Contenitore, perché dovrebbe essere in grado di accogliere e sostenere le emozioni di qualsiasi natura dei figli, in maniera consapevole e senza esimersi dalle proprie responsabilità educative.
Affinché il proprio figlio possa inserirsi in maniera adeguata nel mondo sociale circostante, adattandosi e adeguandosi alle norme che regolano le interazioni tra le persone, è necessario infatti che i genitori siano in grado di dare delle regole sicure, ferme e decise.
Infatti educare non può prescindere dal dare delle indicazioni e dei divieti, nonché delle sanzioni nel caso in cui questi non vengano rispettati.
I genitori, nel fare ciò, non dovrebbero assumere un atteggiamento di superiorità, di arroganza o di prepotenza ed umiliazione, ma dovrebbero esprimere autorevolezza, fermezza e sicurezza.

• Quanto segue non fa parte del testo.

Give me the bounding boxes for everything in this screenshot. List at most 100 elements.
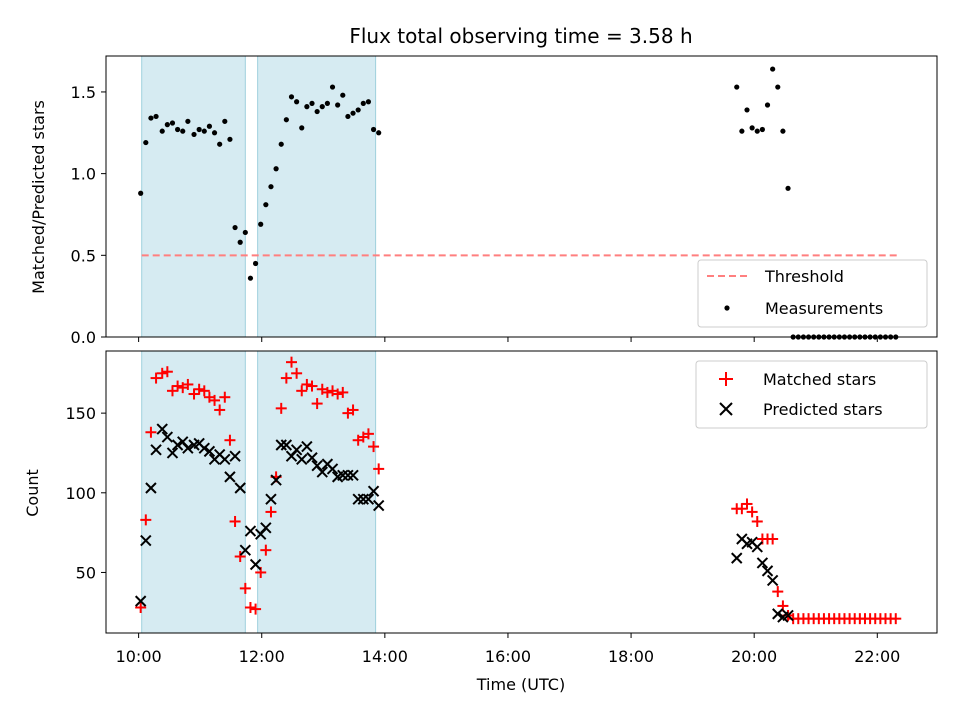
measurement-point — [350, 110, 356, 116]
matched-star-point — [145, 426, 157, 438]
predicted-star-point — [362, 493, 375, 505]
predicted-star-point — [198, 442, 210, 454]
predicted-star-point — [171, 439, 184, 451]
y-tick-label: 1.0 — [71, 165, 96, 184]
matched-star-point — [285, 356, 297, 368]
matched-star-point — [239, 582, 251, 594]
measurement-point — [196, 126, 202, 133]
measurement-point — [258, 221, 264, 227]
predicted-star-point — [766, 574, 779, 587]
matched-star-point — [156, 367, 168, 379]
measurement-point — [164, 122, 170, 128]
measurement-point — [211, 130, 218, 136]
shaded-span — [257, 350, 377, 634]
chart-title: Flux total observing time = 3.58 h — [349, 24, 692, 48]
matched-star-point — [368, 441, 380, 453]
matched-star-point — [347, 404, 359, 416]
matched-star-point — [260, 544, 272, 556]
matched-star-point — [301, 378, 313, 390]
measurement-point — [252, 260, 259, 267]
measurement-point — [345, 113, 351, 120]
predicted-star-point — [357, 493, 370, 505]
measurement-point — [314, 108, 320, 115]
bottom-panel: 50 100 150 10:00 12:00 14:00 16:00 18:00 20:00 22… — [23, 350, 938, 694]
matched-star-point — [291, 367, 303, 379]
measurement-point — [759, 126, 765, 133]
predicted-star-point — [203, 445, 216, 458]
matched-star-point — [182, 378, 194, 390]
matched-star-point — [214, 404, 226, 416]
measurement-point — [304, 104, 310, 110]
predicted-star-point — [352, 493, 364, 505]
x-tick-label: 22:00 — [854, 647, 900, 666]
measurement-point — [754, 128, 760, 134]
measurement-point — [785, 185, 791, 191]
measurement-point — [299, 125, 305, 131]
measurement-point — [744, 107, 750, 113]
predicted-star-point — [280, 439, 293, 451]
predicted-star-point — [265, 493, 277, 505]
predicted-star-point — [296, 453, 308, 466]
bottom-y-axis-label: Count — [23, 469, 42, 517]
predicted-star-point — [156, 423, 168, 435]
top-y-axis-label: Matched/Predicted stars — [29, 100, 48, 294]
predicted-star-point — [756, 557, 769, 569]
x-tick-label: 18:00 — [608, 647, 654, 666]
y-tick-label: 0.0 — [71, 328, 96, 347]
measurement-point — [143, 139, 149, 146]
measurement-point — [217, 141, 223, 147]
predicted-star-point — [316, 466, 328, 478]
matched-star-point — [135, 602, 147, 614]
measurement-point — [309, 100, 315, 106]
matched-star-point — [172, 380, 184, 392]
measurement-point — [764, 102, 771, 108]
measurement-point — [775, 84, 781, 90]
measurement-point — [180, 128, 186, 134]
measurement-point — [780, 128, 786, 134]
legend-measurements-label: Measurements — [765, 299, 883, 318]
x-tick-label: 20:00 — [731, 647, 777, 666]
matched-star-point — [767, 533, 779, 545]
predicted-star-point — [782, 609, 794, 622]
predicted-star-point — [182, 442, 194, 454]
measurement-point — [237, 239, 243, 245]
matched-star-point — [234, 551, 246, 563]
y-tick-label: 50 — [76, 563, 96, 582]
matched-star-point — [150, 372, 162, 384]
measurement-point — [770, 66, 776, 72]
matched-star-point — [337, 386, 349, 398]
measurement-point — [340, 92, 346, 98]
matched-star-point — [198, 385, 210, 397]
predicted-star-point — [367, 485, 380, 497]
bottom-axes-frame — [105, 350, 938, 634]
y-tick-label: 100 — [65, 484, 96, 503]
measurement-point — [175, 126, 181, 133]
x-axis-label: Time (UTC) — [476, 675, 565, 694]
matched-star-point — [741, 498, 753, 510]
matched-star-point — [890, 613, 902, 625]
measurement-point — [739, 128, 745, 134]
matched-star-point — [265, 506, 277, 518]
predicted-star-point — [166, 447, 179, 459]
matched-star-point — [321, 386, 333, 398]
predicted-star-point — [234, 482, 246, 494]
predicted-star-point — [224, 471, 236, 483]
legend-predicted-label: Predicted stars — [763, 400, 883, 419]
y-tick-label: 150 — [65, 404, 96, 423]
matched-star-point — [736, 503, 748, 515]
legend-matched-swatch — [719, 372, 733, 386]
matched-star-point — [275, 402, 287, 414]
legend-measurements-swatch — [724, 305, 730, 311]
shaded-span — [141, 55, 246, 338]
measurement-point — [319, 104, 325, 110]
matched-star-point — [244, 602, 256, 614]
predicted-star-point — [301, 440, 313, 453]
x-tick-label: 16:00 — [485, 647, 531, 666]
measurement-point — [268, 184, 274, 190]
top-panel: 0.0 0.5 1.0 1.5 Flux total observing time =… — [29, 24, 938, 347]
measurement-point — [169, 120, 176, 126]
measurement-point — [329, 84, 336, 90]
predicted-star-point — [249, 558, 262, 571]
matched-star-point — [751, 515, 763, 527]
y-tick-label: 1.5 — [71, 83, 96, 102]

Bisogna ricordare che un adulto autorevole, capace di coniugare decisione e sostegno, non spaventa l’altro, anzi favorisce la chiarezza interiore e guida l’altro in modo stabile e sicuro.
I genitori non dovrebbero temere di porre dei limiti per la paura di entrare in conflitto con i figli o di essere da loro rifiutati.
Dovrebbero essere in grado di assumersi le proprie responsabilità, per aiutarlo a non cadere in balia di una irrealistica onnipotenza o di un’opprimente impotenza, lasciandolo solo di fronte al difficile compito della crescita.
Assolvere il compito genitoriale è tutt’altro che facile e semplice e se ne riconosce la fatica, la difficoltà e l’indecisione sulla migliore strada da percorrere per poter stare al fianco dell’altro in maniera costruttiva e tutelante.

Senso alla comunicazione

comunicazione
Per comunicazione si intende lo scambio di informazioni tra 2 o più persone, i cui contenuti possono assumere intensità emotive differenti.
La sua funzione principale consiste nel permettere all’uomo di adattarsi al mondo e viverci.
La comunicazione diventa dialogo nel momento in cui gli interlocutori manifestano motivazione ed intenzione a parlarsi, ascoltarsi e capirsi, nonché condividere qualcosa.
Il dialogo risulta efficace sulla base della correttezza del feedback tra gli interagenti, ossia sulla capacità di cogliere le parole dette e i significati celati, i vissuti e le emozioni provate dagli interlocutori.
E’ necessario ricordare l’importanza non solo della parte verbale della comunicazione, ma anche di quella non verbale: la prima riguarda le parole e il contenuto del messaggio trasmesso; la seconda alla parte relazionale di questo.
Dunque per dialogo si intende una comunicazione autentica, vera e profonda.
Per fare ciò bisognerebbe avere una conoscenza di sé, delle proprie ferite e delle proprie emozioni dettagliata e precisa in modo da evitare ambiguità e fraintendimenti.
Si impara a dialogare gradualmente e faticosamente attraverso la riflessione e la legittimazione del proprio tempo, imparando anche a tollerare e accettare con fiducia i limiti propri e dell’altro.